Malgré les difficultés inhérentes à l’époque, Isabelle Eberhardt, Emily Keene et Marga d’Andurain sont parties à la découverte du Maghreb et du Moyen-Orient à la fin du XIXe siècle. MEE vous emmène sur leurs pas
Les récits de voyage de Marga d’Andurain, Isabelle Eberhardt et Emily Keene, permettent de poser un autre regard sur le Maghreb et le Moyen-Orient aux XIXe et XXe siècles (illustrations de Mohamad Elaasar)
Les récits de voyage de Marga d’Andurain, Isabelle Eberhardt et Emily Keene permettent de poser un autre regard sur le Maghreb et le Moyen-Orient aux XIXe et XXe siècles (illustrations de Mohamad Elaasar pour MEE)

Si les aventuriers ont toujours eu les faveurs des livres d’histoire – ce fut le cas de Lawrence d’Arabie ou encore de Joseph Kessel –, citer des écrivaines-voyageuses occidentales se révèle être un exercice bien plus difficile. 

Et pour cause, pendant longtemps, se déplacer hors des frontières nationales s’avérait particulièrement compliqué, notamment pour les Européennes.

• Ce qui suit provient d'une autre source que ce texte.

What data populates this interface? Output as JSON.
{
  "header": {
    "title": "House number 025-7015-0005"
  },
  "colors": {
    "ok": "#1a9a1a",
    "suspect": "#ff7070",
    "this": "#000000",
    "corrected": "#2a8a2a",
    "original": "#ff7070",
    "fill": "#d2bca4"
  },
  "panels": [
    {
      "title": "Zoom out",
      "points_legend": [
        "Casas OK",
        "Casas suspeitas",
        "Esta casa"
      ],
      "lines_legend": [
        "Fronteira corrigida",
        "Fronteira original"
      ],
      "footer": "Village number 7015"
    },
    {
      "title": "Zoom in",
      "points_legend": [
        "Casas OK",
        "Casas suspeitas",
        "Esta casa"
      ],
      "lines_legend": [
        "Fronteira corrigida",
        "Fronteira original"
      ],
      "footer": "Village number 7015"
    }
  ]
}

Dans son livre Les femmes aussi sont du voyage, l’émancipation par le départ, la journaliste et voyageuse Lucie Azema explique : « Le patriarcat a en réalité effectué son travail en aval [en rendant leurs histoires invisibles], mais aussi en amont, en créant pour elles des conditions d’accès au voyage défavorables sur le plan matériel : impossibilité légale de gérer leur propre argent, moindre accès aux études, injonctions à la maternité, interdictions pures et simples de circuler prononcées par les lois de leurs pays, par leurs pères, leurs maris, leurs frères. Il y a donc une double transgression chez l’écrivaine-voyageuse : celle de partir et celle d’écrire. » 

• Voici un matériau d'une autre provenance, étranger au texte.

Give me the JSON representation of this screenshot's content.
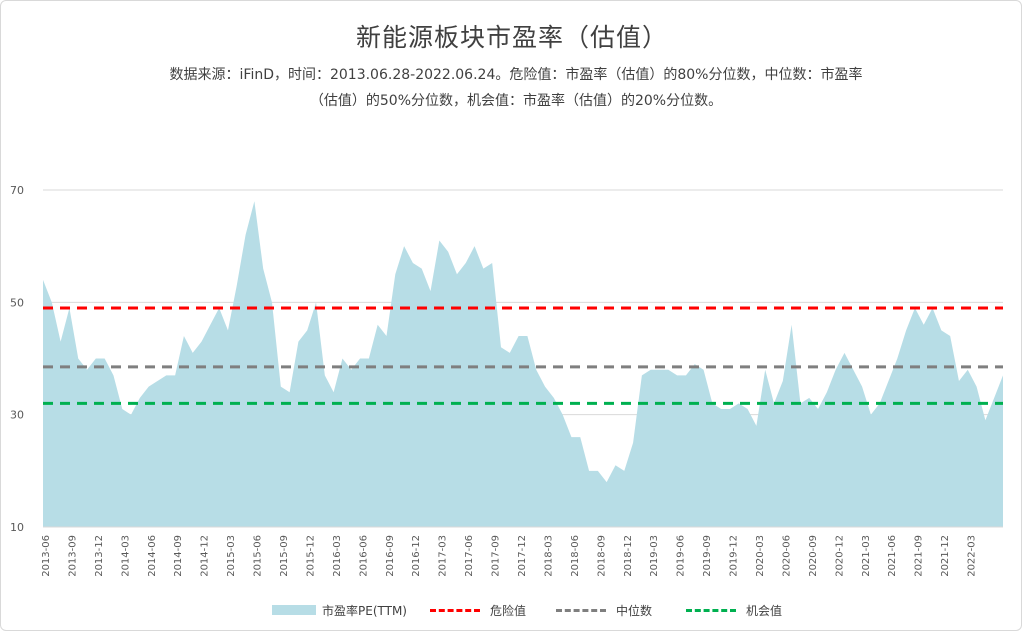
{
  "chart_data": {
    "type": "area",
    "title": "新能源板块市盈率（估值）",
    "subtitle_lines": [
      "数据来源：iFinD，时间：2013.06.28-2022.06.24。危险值：市盈率（估值）的80%分位数，中位数：市盈率",
      "（估值）的50%分位数，机会值：市盈率（估值）的20%分位数。"
    ],
    "ylim": [
      10,
      70
    ],
    "yticks": [
      10,
      30,
      50,
      70
    ],
    "grid": true,
    "legend_position": "bottom",
    "x_tick_labels": [
      "2013-06",
      "2013-09",
      "2013-12",
      "2014-03",
      "2014-06",
      "2014-09",
      "2014-12",
      "2015-03",
      "2015-06",
      "2015-09",
      "2015-12",
      "2016-03",
      "2016-06",
      "2016-09",
      "2016-12",
      "2017-03",
      "2017-06",
      "2017-09",
      "2017-12",
      "2018-03",
      "2018-06",
      "2018-09",
      "2018-12",
      "2019-03",
      "2019-06",
      "2019-09",
      "2019-12",
      "2020-03",
      "2020-06",
      "2020-09",
      "2020-12",
      "2021-03",
      "2021-06",
      "2021-09",
      "2021-12",
      "2022-03"
    ],
    "series": [
      {
        "name": "市盈率PE(TTM)",
        "kind": "area",
        "color": "#b7dde6",
        "values": [
          54,
          50,
          43,
          49,
          40,
          38,
          40,
          40,
          37,
          31,
          30,
          33,
          35,
          36,
          37,
          37,
          44,
          41,
          43,
          46,
          49,
          45,
          53,
          62,
          68,
          56,
          50,
          35,
          34,
          43,
          45,
          50,
          37,
          34,
          40,
          38,
          40,
          40,
          46,
          44,
          55,
          60,
          57,
          56,
          52,
          61,
          59,
          55,
          57,
          60,
          56,
          57,
          42,
          41,
          44,
          44,
          38,
          35,
          33,
          30,
          26,
          26,
          20,
          20,
          18,
          21,
          20,
          25,
          37,
          38,
          38,
          38,
          37,
          37,
          39,
          38,
          32,
          31,
          31,
          32,
          31,
          28,
          38,
          32,
          36,
          46,
          32,
          33,
          31,
          34,
          38,
          41,
          38,
          35,
          30,
          32,
          36,
          40,
          45,
          49,
          46,
          49,
          45,
          44,
          36,
          38,
          35,
          29,
          33,
          37
        ]
      },
      {
        "name": "危险值",
        "kind": "hline",
        "value": 49,
        "color": "#ff0000"
      },
      {
        "name": "中位数",
        "kind": "hline",
        "value": 38.5,
        "color": "#7f7f7f"
      },
      {
        "name": "机会值",
        "kind": "hline",
        "value": 32,
        "color": "#00b050"
      }
    ]
  }
}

Cependant, certaines ont rusé et bravé les obstacles afin de réaliser leur rêve : parcourir le monde. C’est le cas notamment de la Suissesse Isabelle Eberhardt (1877-1904), de la Britannique Emily Keene (1849-1944) et de la Basque Marga d’Andurain (1893-1948), trois écrivaines et aventurières en terre d’islam, dont les récits de voyage permettent de poser un autre regard sur le Maghreb et le Moyen-Orient aux XIXe et XXe siècles.

Dans leurs écrits, elles mettent notamment en valeur l’histoire de femmes souvent oubliées ou caricaturées par leurs homologues masculins. Middle East Eye vous les présente.

Isabelle Eberhardt, l’hédoniste

Isabelle Eberhardt (illustration de Mohamad Elaasar)

Née à Genève en 1877 d’un père inconnu et d’une mère aristocrate russe, son éducation anticonformiste et avant-gardiste la conduit très tôt à la rébellion et à l’aventure, la poussant à tout quitter pour suivre son destin.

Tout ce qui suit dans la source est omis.